Over the 19 years from 1993-2011, National Weather Service records show that the top five most harmful categories of weather event types to both population health and the economy included Floods, Tornadoes and Winds.
finalDamage <- summarize(group_by(categoryDamage, Category), Casualties = sum(Casualties),
Damage = round(sum(Damage), 1))
finalDamage[order(finalDamage$Casualties, decreasing = TRUE), c(1, 2)]
## # A tibble: 10 × 2
## Category Casualties
## <fctr> <dbl>
## 1 Tornadoes 25020
## 2 Heat 12362
## 3 Floods 10129
## 4 Winds 9360
## 5 Lightning 6049
## 6 Snow 4410
## 7 Hurricanes+ 2074
## 8 Fires 1698
## 9 Fog 1158
## 10 Hail 1106
finalDamage[order(finalDamage$Damage, decreasing = TRUE), c(1, 3)]
## # A tibble: 10 × 2
## Category Damage
## <fctr> <dbl>
## 1 Hurricanes+ 58.6
## 2 Floods 27.9
## 3 Tornadoes 25.9
## 4 Winds 14.1
## 5 Hail 10.8
## 6 Snow 7.6
## 7 Fires 6.6
## 8 Heat 0.5
## 9 Lightning 0.4
## 10 Fog 0.0
Tornadoes caused the most Casualties at 25,020 with Floods and Winds in the top five, causing 10,129 and 9,360 Causualties, respectively.
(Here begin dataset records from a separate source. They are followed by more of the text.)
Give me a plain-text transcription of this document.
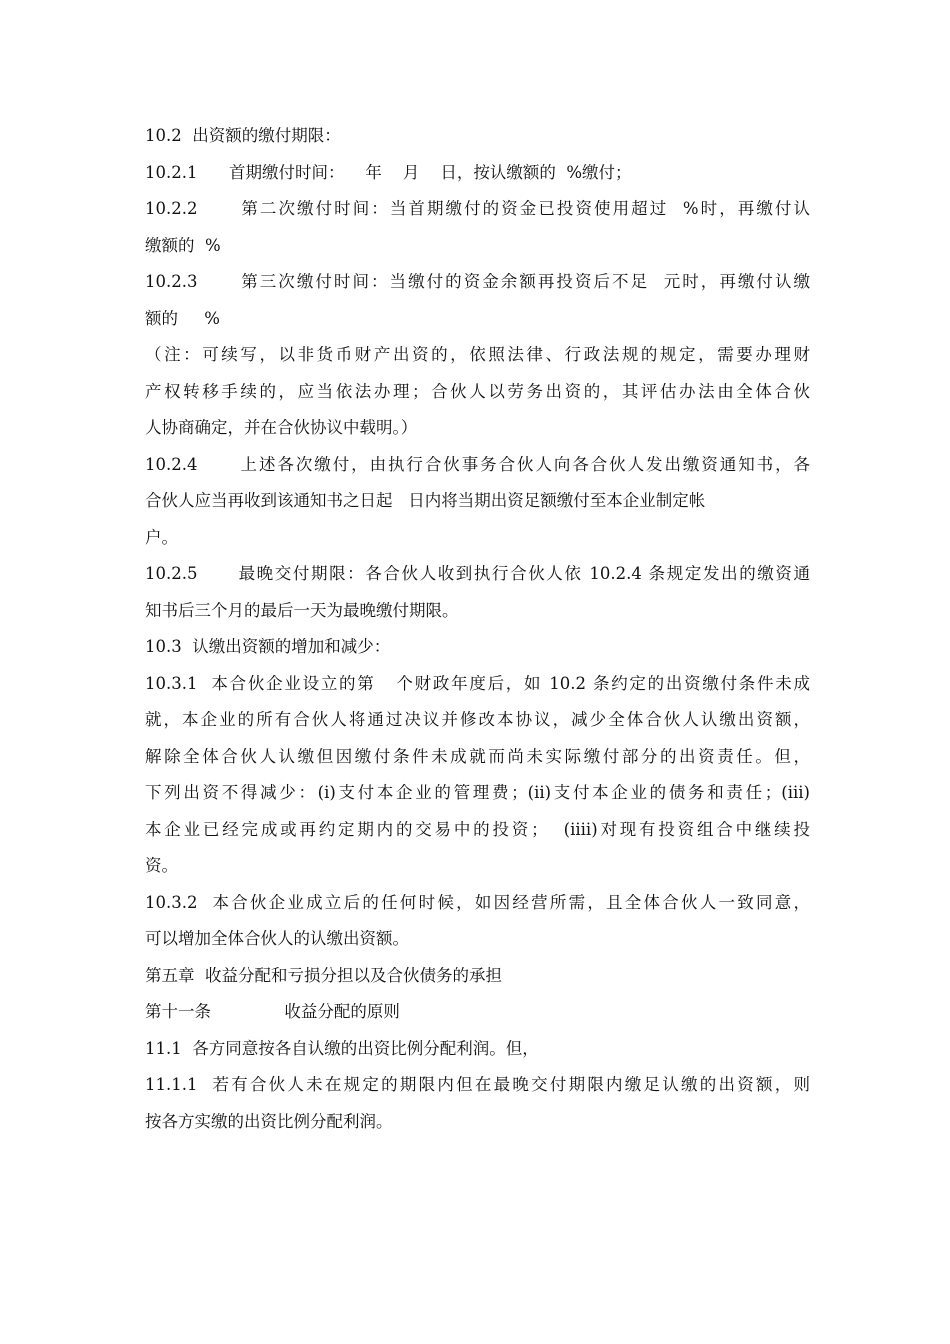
10.2  出资额的缴付期限：
10.2.1      首期缴付时间：    年    月    日，按认缴额的  %缴付；
10.2.2      第二次缴付时间：当首期缴付的资金已投资使用超过  %时，再缴付认
缴额的  %
10.2.3      第三次缴付时间：当缴付的资金余额再投资后不足  元时，再缴付认缴
额的     %
（注：可续写，以非货币财产出资的，依照法律、行政法规的规定，需要办理财
产权转移手续的，应当依法办理；合伙人以劳务出资的，其评估办法由全体合伙
人协商确定，并在合伙协议中载明。）
10.2.4      上述各次缴付，由执行合伙事务合伙人向各合伙人发出缴资通知书，各
合伙人应当再收到该通知书之日起   日内将当期出资足额缴付至本企业制定帐
户。
10.2.5      最晚交付期限：各合伙人收到执行合伙人依 10.2.4 条规定发出的缴资通
知书后三个月的最后一天为最晚缴付期限。
10.3  认缴出资额的增加和减少：
10.3.1  本合伙企业设立的第   个财政年度后，如 10.2 条约定的出资缴付条件未成
就，本企业的所有合伙人将通过决议并修改本协议，减少全体合伙人认缴出资额，
解除全体合伙人认缴但因缴付条件未成就而尚未实际缴付部分的出资责任。但，
下列出资不得减少：(i)支付本企业的管理费；(ii)支付本企业的债务和责任；(iii)
本企业已经完成或再约定期内的交易中的投资；  (iiii)对现有投资组合中继续投
资。
10.3.2  本合伙企业成立后的任何时候，如因经营所需，且全体合伙人一致同意，
可以增加全体合伙人的认缴出资额。
第五章  收益分配和亏损分担以及合伙债务的承担
第十一条              收益分配的原则
11.1  各方同意按各自认缴的出资比例分配利润。但，
11.1.1  若有合伙人未在规定的期限内但在最晚交付期限内缴足认缴的出资额，则
按各方实缴的出资比例分配利润。
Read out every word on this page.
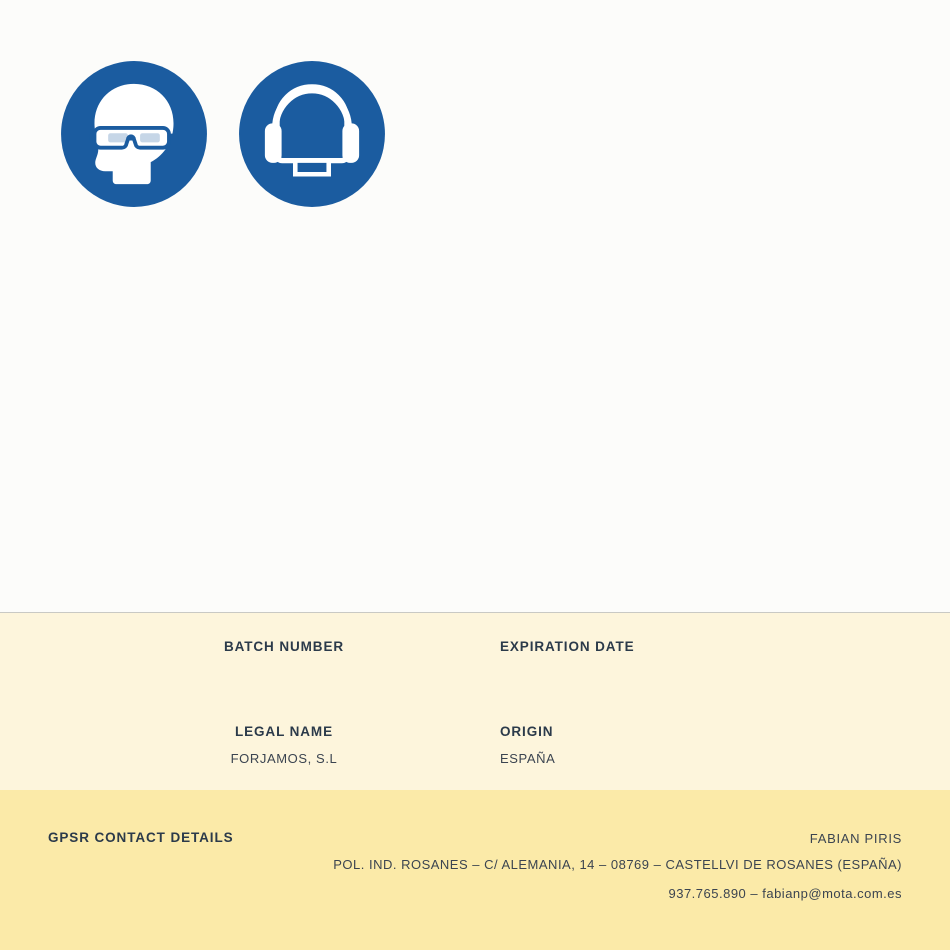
BATCH NUMBER	EXPIRATION DATE
LEGAL NAME
FORJAMOS, S.L
ORIGIN
ESPAÑA
GPSR CONTACT DETAILS	FABIAN PIRIS
POL. IND. ROSANES – C/ ALEMANIA, 14 – 08769 – CASTELLVI DE ROSANES (ESPAÑA)
937.765.890 – fabianp@mota.com.es
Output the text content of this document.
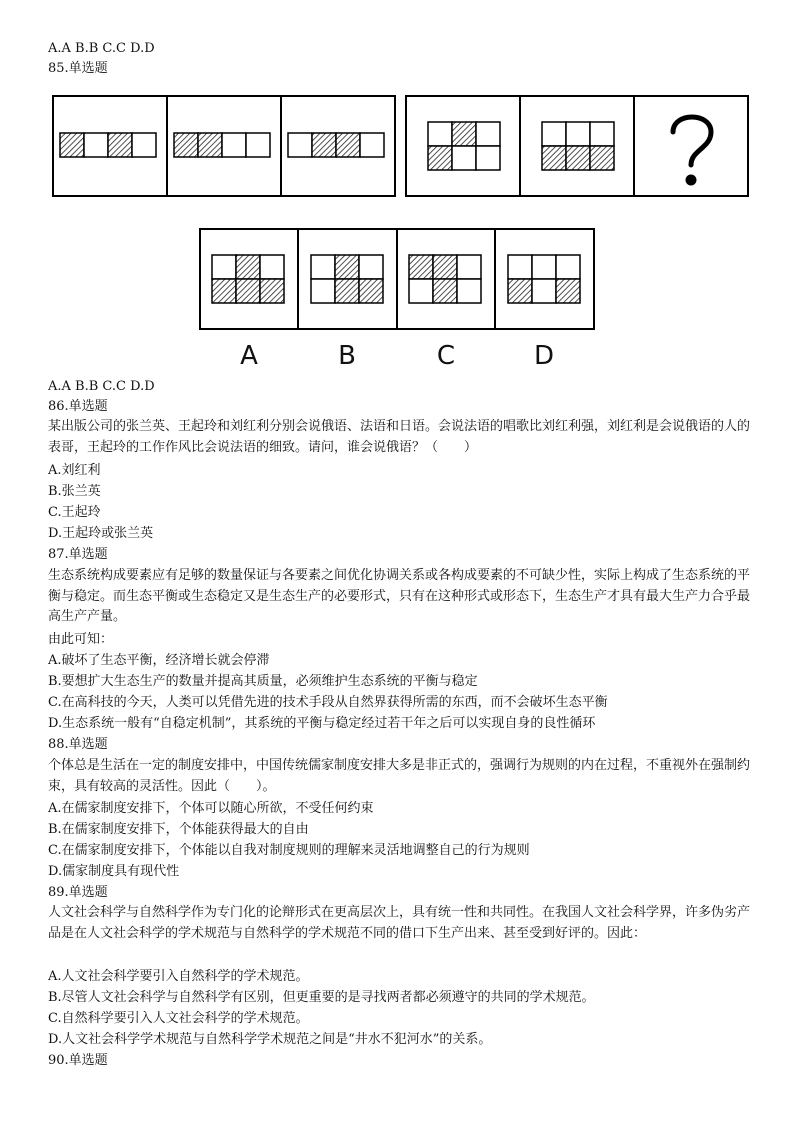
A.A B.B C.C D.D
85.单选题
A	B	C	D
A.A B.B C.C D.D
86.单选题
某出版公司的张兰英、王起玲和刘红利分别会说俄语、法语和日语。会说法语的唱歌比刘红利强，刘红利是会说俄语的人的表哥，王起玲的工作作风比会说法语的细致。请问，谁会说俄语？（　　）
A.刘红利
B.张兰英
C.王起玲
D.王起玲或张兰英
87.单选题
生态系统构成要素应有足够的数量保证与各要素之间优化协调关系或各构成要素的不可缺少性，实际上构成了生态系统的平衡与稳定。而生态平衡或生态稳定又是生态生产的必要形式，只有在这种形式或形态下，生态生产才具有最大生产力合乎最高生产产量。
由此可知：
A.破坏了生态平衡，经济增长就会停滞
B.要想扩大生态生产的数量并提高其质量，必须维护生态系统的平衡与稳定
C.在高科技的今天，人类可以凭借先进的技术手段从自然界获得所需的东西，而不会破坏生态平衡
D.生态系统一般有“自稳定机制”，其系统的平衡与稳定经过若干年之后可以实现自身的良性循环
88.单选题
个体总是生活在一定的制度安排中，中国传统儒家制度安排大多是非正式的，强调行为规则的内在过程，不重视外在强制约束，具有较高的灵活性。因此（　　）。
A.在儒家制度安排下，个体可以随心所欲，不受任何约束
B.在儒家制度安排下，个体能获得最大的自由
C.在儒家制度安排下，个体能以自我对制度规则的理解来灵活地调整自己的行为规则
D.儒家制度具有现代性
89.单选题
人文社会科学与自然科学作为专门化的论辩形式在更高层次上，具有统一性和共同性。在我国人文社会科学界，许多伪劣产品是在人文社会科学的学术规范与自然科学的学术规范不同的借口下生产出来、甚至受到好评的。因此：
A.人文社会科学要引入自然科学的学术规范。
B.尽管人文社会科学与自然科学有区别，但更重要的是寻找两者都必须遵守的共同的学术规范。
C.自然科学要引入人文社会科学的学术规范。
D.人文社会科学学术规范与自然科学学术规范之间是“井水不犯河水”的关系。
90.单选题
Those same three categories were also among the top five for economic Damage. Floods caused the second-most Damage at $27.9 billions with Tornadoes and Winds right behind at $25.9 billions and $14.1 billions, respectively. So, the three categories most harmful to both health and the economy were Tornadoes, Floods, and Winds, as two bar charts (Fig.s 2 & 3) fmake clear with top-five thresholds of 5,000 Casulaties and $9 billions in Damage.
ggplot(finalDamage) + aes(Category, Casualties) + geom_bar(stat = "identity",
fill = "red2") + geom_hline(yintercept = 5000) + theme_few() + labs(x = "Event Category",
y = "Casualties (fatalities+injuries)", title = "Fig. 2. Weather events most harmful to health by category",
subtitle = " (1993-2011)", caption = "Caption: As the horizontal reference line highlights, only five event categories caused
more than 5,000 casualties: floods, heat, lightning, tornadoes and winds,
according to records from the National Weather Service Storm Database.") +
theme(plot.title = element_text(face = "bold", size = 16), axis.text.x = element_text(angle = 45))
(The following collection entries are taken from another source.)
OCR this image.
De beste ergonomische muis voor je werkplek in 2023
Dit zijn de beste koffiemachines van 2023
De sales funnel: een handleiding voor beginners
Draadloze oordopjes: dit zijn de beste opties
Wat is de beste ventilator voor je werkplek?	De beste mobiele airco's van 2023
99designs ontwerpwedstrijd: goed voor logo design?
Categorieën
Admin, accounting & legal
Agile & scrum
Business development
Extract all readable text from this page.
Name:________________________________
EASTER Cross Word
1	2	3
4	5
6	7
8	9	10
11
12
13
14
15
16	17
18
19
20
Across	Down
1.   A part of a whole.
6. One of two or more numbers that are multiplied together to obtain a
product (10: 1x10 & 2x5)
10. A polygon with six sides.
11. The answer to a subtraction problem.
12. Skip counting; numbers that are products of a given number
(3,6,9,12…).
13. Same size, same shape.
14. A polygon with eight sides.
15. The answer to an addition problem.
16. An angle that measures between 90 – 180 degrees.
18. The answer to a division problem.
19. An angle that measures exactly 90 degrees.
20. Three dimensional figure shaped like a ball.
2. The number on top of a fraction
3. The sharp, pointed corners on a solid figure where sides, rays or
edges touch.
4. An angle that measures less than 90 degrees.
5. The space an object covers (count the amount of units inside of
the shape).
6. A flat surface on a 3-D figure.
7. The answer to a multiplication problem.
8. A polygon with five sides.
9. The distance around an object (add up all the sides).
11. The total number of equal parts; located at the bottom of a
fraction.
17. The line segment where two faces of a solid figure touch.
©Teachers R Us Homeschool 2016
ggplot(finalDamage) + aes(Category, Damage) + geom_bar(stat = "identity", fill = "blue2") +
geom_hline(yintercept = 9) + theme_few() + labs(x = "Event Category", y = "Damage in $ billions",
title = "Fig. 3. Weather events most harmful to economy by category", subtitle = " (1993-2011)",
caption = "Caption: As the horizontal reference line highlights, only five event categories caused
more than $9 billion in damage: floods, hail, hurricanes, tornadoes and winds,
according to records from the National Weather Service Storm Database.") +
theme(plot.title = element_text(face = "bold", size = 16), axis.text.x = element_text(angle = 45))
Different categories filled out the top five most harmful lists for health and the economy, though. For population health, Heat and Lighting also were among the top five most harmful categories of weather event types with Heat causing the second-most Casualties at 12,362 and Lightning fifth at 6,049. For the economy, in contast, Hurricanes+ and Hail were among the top five most harmful categories with Hurricanes+ causing the most Damage at $58.6 billions and Hail fifth at $10.8 billions.
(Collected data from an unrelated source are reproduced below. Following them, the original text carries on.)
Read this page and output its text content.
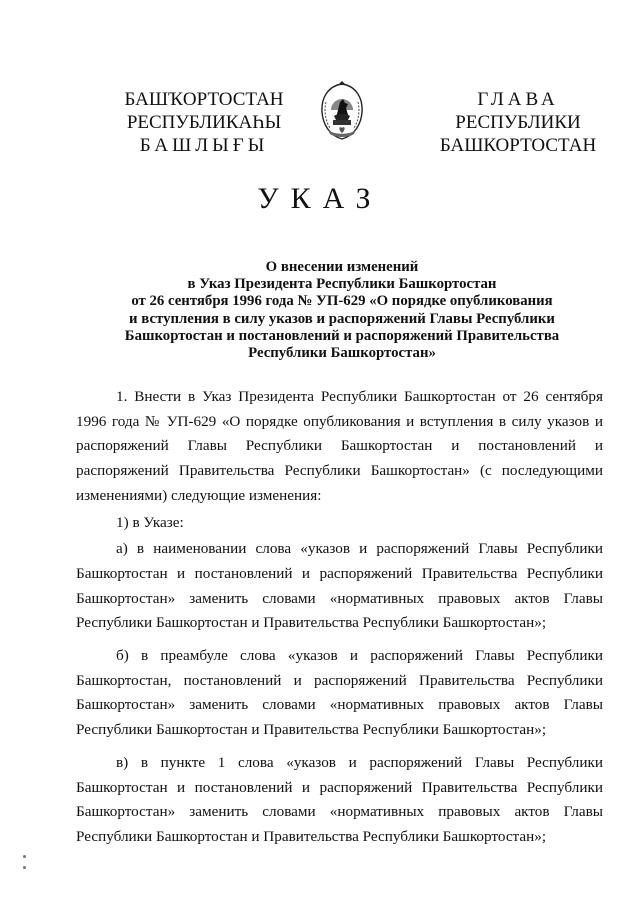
БАШҠОРТОСТАН
РЕСПУБЛИКАҺЫ
БАШЛЫҒЫ
ГЛАВА
РЕСПУБЛИКИ
БАШКОРТОСТАН
УКАЗ
О внесении изменений
в Указ Президента Республики Башкортостан
от 26 сентября 1996 года № УП-629 «О порядке опубликования
и вступления в силу указов и распоряжений Главы Республики
Башкортостан и постановлений и распоряжений Правительства
Республики Башкортостан»

1. Внести в Указ Президента Республики Башкортостан от 26 сентября 1996 года № УП-629 «О порядке опубликования и вступления в силу указов и распоряжений Главы Республики Башкортостан и постановлений и распоряжений Правительства Республики Башкортостан» (с последующими изменениями) следующие изменения:

1) в Указе:

а) в наименовании слова «указов и распоряжений Главы Республики Башкортостан и постановлений и распоряжений Правительства Республики Башкортостан» заменить словами «нормативных правовых актов Главы Республики Башкортостан и Правительства Республики Башкортостан»;

б) в преамбуле слова «указов и распоряжений Главы Республики Башкортостан, постановлений и распоряжений Правительства Республики Башкортостан» заменить словами «нормативных правовых актов Главы Республики Башкортостан и Правительства Республики Башкортостан»;

в) в пункте 1 слова «указов и распоряжений Главы Республики Башкортостан и постановлений и распоряжений Правительства Республики Башкортостан» заменить словами «нормативных правовых актов Главы Республики Башкортостан и Правительства Республики Башкортостан»;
There was a tendency for the weather events most harmful to health also to be the most harmful to the economy like Floods, Tornadoes and Winds. Some most harmful categories, like Heat and Lightning, however, were relatively much more harmful to health than the economy while others like Hurricanes+ and Hail were much more harmful to the economy than health.